Comprehensive and interesting portrait of one of baseball’s most successful managers.

Born Cornelius McGillicuddy in East Brookfield, Mass., Connie Mack (1862–1956) devoted his life to the fledgling sport of professional baseball. Despite a slender frame, Mack excelled as a catcher, his defensive skills more than compensating for his less-than-stellar abilities with the bat. He was capable enough to move from a local amateur team to a salaried spot with the Meriden team in the Connecticut State League. He played for the Washington Nationals of the National League and experimented with a Player’s League before taking his first executive post as manager of the Pittsburgh Pirates.

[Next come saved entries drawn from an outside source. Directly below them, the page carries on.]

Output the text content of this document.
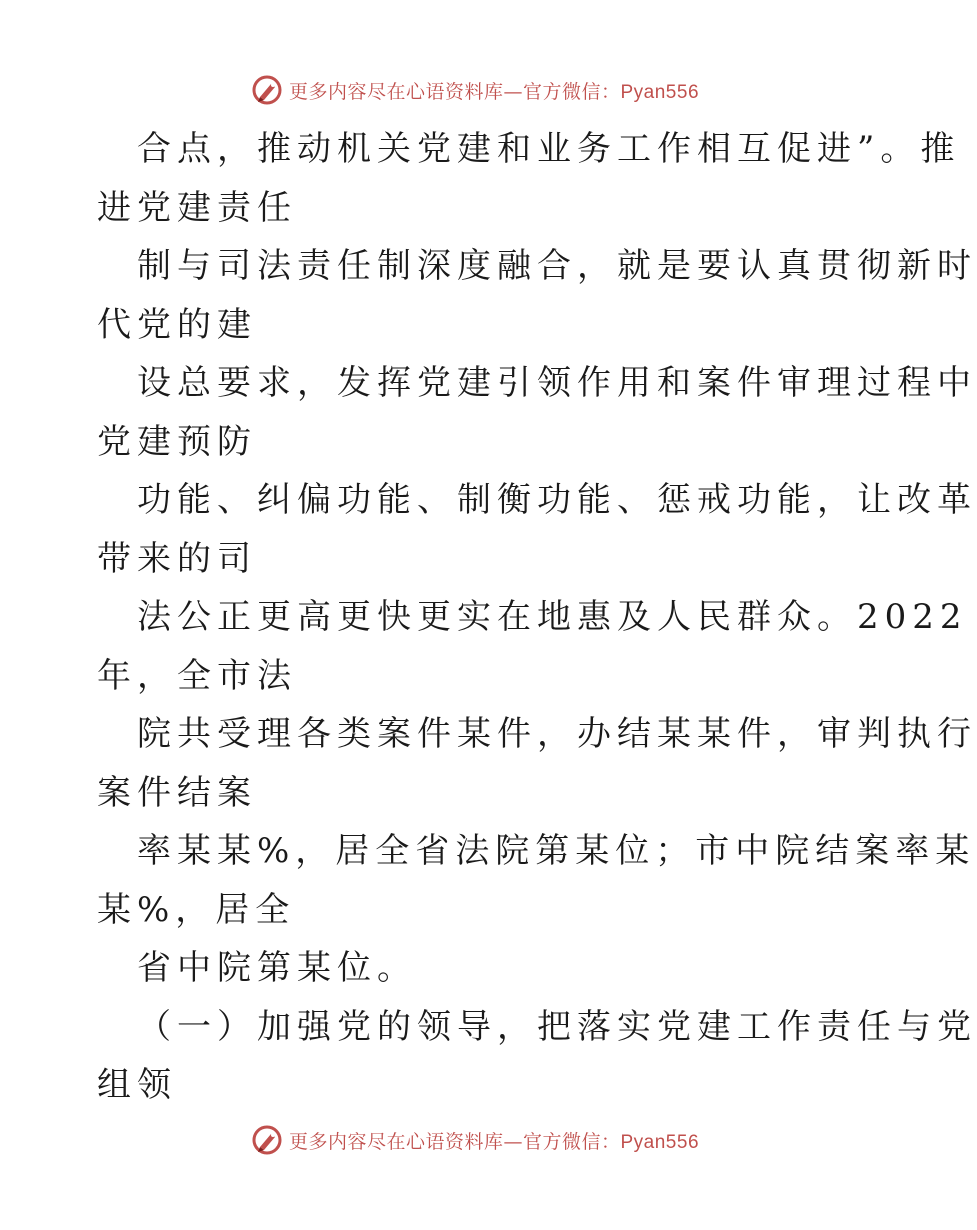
更多内容尽在心语资料库—官方微信：Pyan556
合点，推动机关党建和业务工作相互促进”。推
进党建责任
制与司法责任制深度融合，就是要认真贯彻新时
代党的建
设总要求，发挥党建引领作用和案件审理过程中
党建预防
功能、纠偏功能、制衡功能、惩戒功能，让改革
带来的司
法公正更高更快更实在地惠及人民群众。2022
年，全市法
院共受理各类案件某件，办结某某件，审判执行
案件结案
率某某%，居全省法院第某位；市中院结案率某
某%，居全
省中院第某位。
（一）加强党的领导，把落实党建工作责任与党
组领
更多内容尽在心语资料库—官方微信：Pyan556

Fired by the Pirates, he moved to the Milwaukee Brewers and assumed a leadership role in every level of club management, from scouting to scheduling to in-game decisions, experience that would aid him later in his career. Hailed as an innovator, Mack employed such revolutionary tactics as the use of multiple pitchers during a game. His skills eventually took him to the Philadelphia Athletics, a team he led to five World Series victories. (In all of baseball history, only the Yankees, Red Sox and Cardinals have ever surpassed this total.) Veteran baseball historian Macht (Roberto Clemente, 2001, etc.) paints an interesting portrait of the sport at the turn of the 20th century, dispelling the myth that players endured the season’s marathon length and frequent, potentially crippling injuries only because they so loved the game. Then as now, he points out, money motivated them as much as anything else. Macht capably traces the evolution of baseball’s rules and customs over the years, while also revealing that the players’ behavior (for better or worse) closely approximated that of the athletes today. Some 700 pages take us only to 1914, but the book is so detailed that it makes fascinating reading despite its length.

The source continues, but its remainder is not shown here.